Handel's most significant encounter at the Cancelleria was with the orchestra's leader, Arcangelo Corelli. Corelli is one of those artistic figures whose effect on their contemporaries is out of all proportion to the volume of their output. He wrote and published a relatively small amount, six instrumental collections in all, but in so doing he profoundly altered and deepened the whole character of European music. His influence pervaded everything from a tiny trio sonata to a full-blown opera, and with those of Vivaldi and the elder Scarlatti his musical personality dominates the central phases of the Italian Baroque.

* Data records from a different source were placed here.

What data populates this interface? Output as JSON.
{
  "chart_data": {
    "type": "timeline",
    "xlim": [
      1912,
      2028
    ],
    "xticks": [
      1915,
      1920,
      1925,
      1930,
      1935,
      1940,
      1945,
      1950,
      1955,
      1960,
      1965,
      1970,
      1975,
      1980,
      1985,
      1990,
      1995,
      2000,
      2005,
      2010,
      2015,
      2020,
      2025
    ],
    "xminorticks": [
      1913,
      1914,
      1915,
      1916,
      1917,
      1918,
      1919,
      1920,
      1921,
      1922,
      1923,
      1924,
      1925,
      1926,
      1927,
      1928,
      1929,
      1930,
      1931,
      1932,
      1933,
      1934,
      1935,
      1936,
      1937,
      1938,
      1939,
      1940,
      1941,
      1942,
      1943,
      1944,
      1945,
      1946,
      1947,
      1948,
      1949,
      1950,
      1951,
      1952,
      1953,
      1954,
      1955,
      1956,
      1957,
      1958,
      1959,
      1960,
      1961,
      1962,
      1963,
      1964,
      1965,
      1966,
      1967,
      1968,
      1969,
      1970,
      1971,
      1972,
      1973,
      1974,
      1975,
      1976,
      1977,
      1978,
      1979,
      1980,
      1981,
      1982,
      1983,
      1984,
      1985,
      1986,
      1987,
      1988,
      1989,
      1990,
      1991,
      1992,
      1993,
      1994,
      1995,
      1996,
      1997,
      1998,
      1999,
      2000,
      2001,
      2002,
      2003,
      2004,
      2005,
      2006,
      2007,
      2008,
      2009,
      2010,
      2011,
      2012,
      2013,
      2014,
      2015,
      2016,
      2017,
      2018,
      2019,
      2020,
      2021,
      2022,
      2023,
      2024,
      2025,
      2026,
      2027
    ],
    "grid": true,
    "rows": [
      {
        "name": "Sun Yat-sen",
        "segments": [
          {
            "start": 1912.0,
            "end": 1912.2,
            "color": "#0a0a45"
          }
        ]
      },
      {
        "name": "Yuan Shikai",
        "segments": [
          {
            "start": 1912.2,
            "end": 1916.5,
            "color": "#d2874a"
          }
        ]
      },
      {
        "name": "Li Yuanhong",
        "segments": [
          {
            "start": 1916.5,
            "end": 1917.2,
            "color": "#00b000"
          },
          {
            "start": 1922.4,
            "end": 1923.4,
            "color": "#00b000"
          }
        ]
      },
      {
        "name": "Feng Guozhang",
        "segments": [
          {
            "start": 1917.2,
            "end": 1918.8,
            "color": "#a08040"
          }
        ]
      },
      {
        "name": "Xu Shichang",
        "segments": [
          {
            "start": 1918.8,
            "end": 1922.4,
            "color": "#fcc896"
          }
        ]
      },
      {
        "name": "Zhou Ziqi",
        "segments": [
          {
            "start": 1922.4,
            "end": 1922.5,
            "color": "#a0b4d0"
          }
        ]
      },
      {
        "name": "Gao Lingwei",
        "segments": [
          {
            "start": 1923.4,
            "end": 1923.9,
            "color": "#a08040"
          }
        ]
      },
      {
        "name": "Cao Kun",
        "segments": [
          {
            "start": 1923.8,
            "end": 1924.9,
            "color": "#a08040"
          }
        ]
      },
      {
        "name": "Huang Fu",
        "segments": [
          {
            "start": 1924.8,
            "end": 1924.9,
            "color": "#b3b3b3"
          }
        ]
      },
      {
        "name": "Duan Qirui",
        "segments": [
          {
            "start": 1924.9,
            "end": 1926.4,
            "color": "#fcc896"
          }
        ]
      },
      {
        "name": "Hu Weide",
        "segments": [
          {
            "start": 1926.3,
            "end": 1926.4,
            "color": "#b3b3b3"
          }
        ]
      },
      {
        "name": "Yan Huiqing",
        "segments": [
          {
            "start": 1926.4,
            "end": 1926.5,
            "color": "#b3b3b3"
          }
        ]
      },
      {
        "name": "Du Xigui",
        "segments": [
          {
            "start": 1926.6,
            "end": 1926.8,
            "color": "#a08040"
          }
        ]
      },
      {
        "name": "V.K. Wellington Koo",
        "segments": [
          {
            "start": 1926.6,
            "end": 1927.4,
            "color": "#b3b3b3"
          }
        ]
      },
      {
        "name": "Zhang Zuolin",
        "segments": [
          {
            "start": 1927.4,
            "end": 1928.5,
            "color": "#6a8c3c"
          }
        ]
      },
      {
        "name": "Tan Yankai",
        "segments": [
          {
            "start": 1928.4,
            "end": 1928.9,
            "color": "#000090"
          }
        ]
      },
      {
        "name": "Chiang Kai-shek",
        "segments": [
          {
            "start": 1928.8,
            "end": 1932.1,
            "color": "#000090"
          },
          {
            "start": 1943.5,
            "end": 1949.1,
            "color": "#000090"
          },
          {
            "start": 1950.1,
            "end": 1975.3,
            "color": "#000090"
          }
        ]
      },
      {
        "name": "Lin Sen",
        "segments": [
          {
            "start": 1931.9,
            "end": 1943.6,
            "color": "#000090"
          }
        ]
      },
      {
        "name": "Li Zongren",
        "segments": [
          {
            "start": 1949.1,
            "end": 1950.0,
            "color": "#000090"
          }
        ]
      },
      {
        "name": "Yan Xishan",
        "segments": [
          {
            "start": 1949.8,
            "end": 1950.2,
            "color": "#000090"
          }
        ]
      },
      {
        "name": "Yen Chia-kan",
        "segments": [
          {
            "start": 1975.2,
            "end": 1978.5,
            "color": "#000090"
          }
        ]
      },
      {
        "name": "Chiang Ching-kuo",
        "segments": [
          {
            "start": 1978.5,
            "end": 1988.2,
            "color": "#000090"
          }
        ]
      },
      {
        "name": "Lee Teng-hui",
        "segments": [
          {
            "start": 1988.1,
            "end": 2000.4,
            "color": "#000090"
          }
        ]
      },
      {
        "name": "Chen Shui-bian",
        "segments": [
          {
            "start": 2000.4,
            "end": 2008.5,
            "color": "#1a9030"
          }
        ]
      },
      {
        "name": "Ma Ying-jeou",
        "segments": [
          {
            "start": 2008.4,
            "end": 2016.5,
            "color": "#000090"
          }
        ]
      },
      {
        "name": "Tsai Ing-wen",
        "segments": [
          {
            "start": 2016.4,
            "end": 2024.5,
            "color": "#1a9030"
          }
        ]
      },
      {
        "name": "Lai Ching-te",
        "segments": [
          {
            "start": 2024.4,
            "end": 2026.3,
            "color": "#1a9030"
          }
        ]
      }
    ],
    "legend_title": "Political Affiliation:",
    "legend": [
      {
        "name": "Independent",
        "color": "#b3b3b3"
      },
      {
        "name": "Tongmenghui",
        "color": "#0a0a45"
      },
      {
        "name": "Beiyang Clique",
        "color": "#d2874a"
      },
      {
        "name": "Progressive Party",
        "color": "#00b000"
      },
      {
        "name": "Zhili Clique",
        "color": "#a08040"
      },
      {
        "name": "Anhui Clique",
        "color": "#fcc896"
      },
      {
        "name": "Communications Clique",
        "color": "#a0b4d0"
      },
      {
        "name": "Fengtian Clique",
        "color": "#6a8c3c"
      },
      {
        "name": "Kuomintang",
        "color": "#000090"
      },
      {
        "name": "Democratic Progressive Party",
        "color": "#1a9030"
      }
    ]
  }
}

Domenico Scarlatti once told the violinist Francesco Geminiani that he was especially struck by Corelli's ‘nice management of his band, the uncommon accuracy of whose performance gave the concertos an amazing effect . . . for Corelli regarded it as essential to the
ensemble
of a band,
that their bows should all move exactly together, all up, or all down; so that at his rehearsals, which constantly preceded every public performance of one of his concertos, he would immediately stop the band if he discovered one irregular bow'. The example was surely not lost on the young Handel, consolidating on what he had already learned as a member of the Gänsemarkt orchestra.